U.K. shop price inflation fell to 1.4% in January from 1.7% in December, the British Retail Consortium announced on Wednesday. Food inflation declined to 3.7 per cent from 4.2 per cent in December. Non-flood inflation eased to zero from 0.3 per cent in the last month of 2011.

“Further falls in the official rate of inflation, which are expected during the coming months, should be a boost to customers' budgets and, crucially, should help to improve consumer confidence,” said Stephen Robertson, Director General at British Retail Consortium.

“For there to be any significant improvement in retailers' fortunes in the coming year it's essential that people feel better about their personal finances and become more willing to spend.”

U.K. stocks closed lower on Wednesday. The benchmark FTSE 100 index shed 0.24%, or 14.33 points, to 5,875.93. The FTSE All-Share Index declined 0.24%, or 7.42 points, to 3,034.15.

CHF

“Investors are betting Greece will conclude a deal”

- Jakup Petur Baerentsen, a chief equity adviser at Nordea Private Bank

Swiss unemployment remained unchanged in January, said the Swiss State Secretariat for Economic Affairs on Wednesday. Jobless rate was at 3.1 per cent, the same as in December.

Swiss stocks closed slightly lower on Tuesday. The Swiss blue-chip index SMI, a measure of the largest and most actively traded companies, declined 0.03%, or 1.73 points, to 6,155.86. The broader Swiss Performance Index lost 0.03%, or 1.42 points, to 5,583.65.

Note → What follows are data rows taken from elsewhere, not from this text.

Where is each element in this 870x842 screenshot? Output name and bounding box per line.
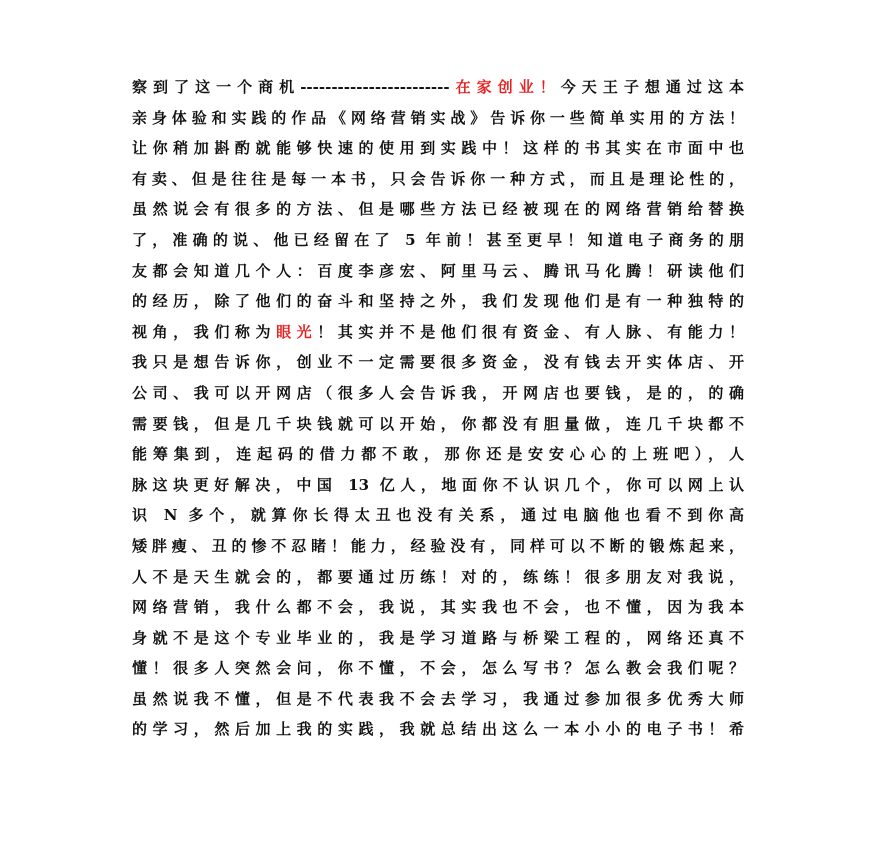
- text-line: [132, 714, 744, 745]
- text-segment: 察到了这一个商机------------------------: [132, 78, 450, 96]
- text-line: [132, 409, 744, 440]
- text-line: [132, 439, 744, 470]
- text-line: [132, 592, 744, 623]
- text-line: [132, 225, 744, 256]
- text-line: [132, 133, 744, 164]
- text-line: [132, 531, 744, 562]
- text-segment: 虽然说我不懂，但是不代表我不会去学习，我通过参加很多优秀大师: [132, 689, 744, 708]
- text-segment: 今天王子想通过这本: [560, 78, 744, 96]
- text-segment: 识 N 多个，就算你长得太丑也没有关系，通过电脑他也看不到你高: [132, 506, 744, 525]
- text-line: [132, 103, 744, 134]
- text-line: [132, 72, 744, 103]
- text-segment: 有卖、但是往往是每一本书，只会告诉你一种方式，而且是理论性的，: [132, 169, 744, 188]
- text-segment: 了，准确的说、他已经留在了 5 年前！甚至更早！知道电子商务的朋: [132, 230, 744, 249]
- text-line: [132, 653, 744, 684]
- text-segment: 矮胖瘦、丑的惨不忍睹！能力，经验没有，同样可以不断的锻炼起来，: [132, 536, 744, 555]
- text-segment: 懂！很多人突然会问，你不懂，不会，怎么写书？怎么教会我们呢？: [132, 659, 744, 678]
- text-segment: 需要钱，但是几千块钱就可以开始，你都没有胆量做，连几千块都不: [132, 414, 744, 433]
- body-text: [132, 72, 744, 745]
- text-segment: 亲身体验和实践的作品《网络营销实战》告诉你一些简单实用的方法！: [132, 108, 744, 127]
- text-line: [132, 500, 744, 531]
- highlighted-text: 在家创业！: [449, 78, 561, 96]
- text-line: [132, 378, 744, 409]
- text-segment: 友都会知道几个人：百度李彦宏、阿里马云、腾讯马化腾！研读他们: [132, 261, 744, 280]
- highlighted-text: 眼光: [276, 322, 318, 341]
- text-line: [132, 317, 744, 348]
- text-line: [132, 347, 744, 378]
- text-segment: 的学习，然后加上我的实践，我就总结出这么一本小小的电子书！希: [132, 720, 744, 739]
- text-line: [132, 684, 744, 715]
- text-line: [132, 194, 744, 225]
- text-line: [132, 286, 744, 317]
- text-segment: 脉这块更好解决，中国 13 亿人，地面你不认识几个，你可以网上认: [132, 475, 744, 494]
- text-line: [132, 562, 744, 593]
- text-segment: 的经历，除了他们的奋斗和坚持之外，我们发现他们是有一种独特的: [132, 292, 744, 311]
- text-line: [132, 256, 744, 287]
- text-segment: 身就不是这个专业毕业的，我是学习道路与桥梁工程的，网络还真不: [132, 628, 744, 647]
- text-segment: 我只是想告诉你，创业不一定需要很多资金，没有钱去开实体店、开: [132, 353, 744, 372]
- text-segment: 人不是天生就会的，都要通过历练！对的，练练！很多朋友对我说，: [132, 567, 744, 586]
- text-line: [132, 470, 744, 501]
- text-line: [132, 164, 744, 195]
- text-segment: 公司、我可以开网店（很多人会告诉我，开网店也要钱，是的，的确: [132, 383, 744, 402]
- text-segment: 视角，我们称为: [132, 322, 277, 341]
- text-segment: ！其实并不是他们很有资金、有人脉、有能力！: [317, 322, 744, 341]
- text-segment: 让你稍加斟酌就能够快速的使用到实践中！这样的书其实在市面中也: [132, 139, 744, 158]
- text-segment: 能筹集到，连起码的借力都不敢，那你还是安安心心的上班吧），人: [132, 445, 744, 464]
- text-line: [132, 623, 744, 654]
- text-segment: 网络营销，我什么都不会，我说，其实我也不会，也不懂，因为我本: [132, 598, 744, 617]
- text-segment: 虽然说会有很多的方法、但是哪些方法已经被现在的网络营销给替换: [132, 200, 744, 219]
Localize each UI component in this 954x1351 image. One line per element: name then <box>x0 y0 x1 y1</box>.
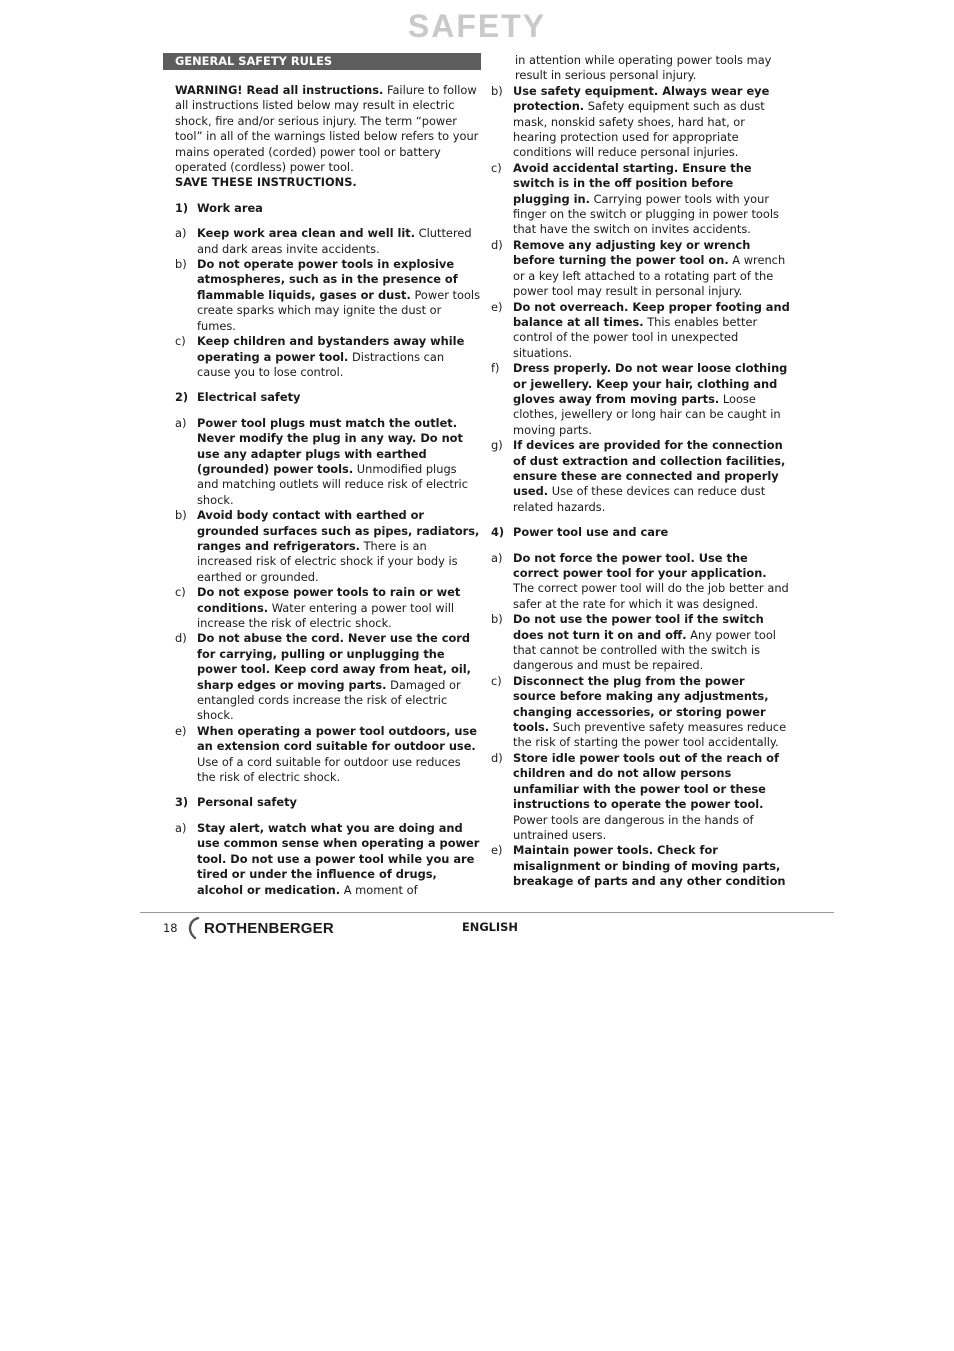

“Investors are betting Greece will conclude a deal, that’s what’s pushing stocks higher,” said Jakup Petur Baerentsen, a chief equity adviser at Nordea Private Bank in Copenhagen. “Patience will last till the end of this week.”

The Federal Statistical Office is to announce change in month-on-month consumer prices on Friday. Prices declined 0.2 per cent in December and by the same amount in November.

JPY

“It is hard to consider that Japan will become a deficit in current account in medium term”

- Tatsushi Shikano, a senior economist at Mitsubishi UFJ Morgan Stanley Securities

Japan’s current account surplus shrank sharply in 2011 to its smallest value in 15 years, as exports weakened, being disrupted by the March earthquake and the Thai floods and energy imports soared after shutdown of nuclear plants.

“It is hard to consider that Japan will become a deficit in current account in medium term,” said Tatsushi Shikano, a senior economist at Mitsubishi UFJ Morgan Stanley Securities in Japan.

“But there is a risk if a yen sharply appreciates and the nation loses global competitiveness, the timing to become deficit country may come sooner than expected.”

The Nikkei 225 rose 1.1%, or 98.07 points, to 9,015.59, while the broader Topix advanced 1.24%, or 9.57, to 782.34.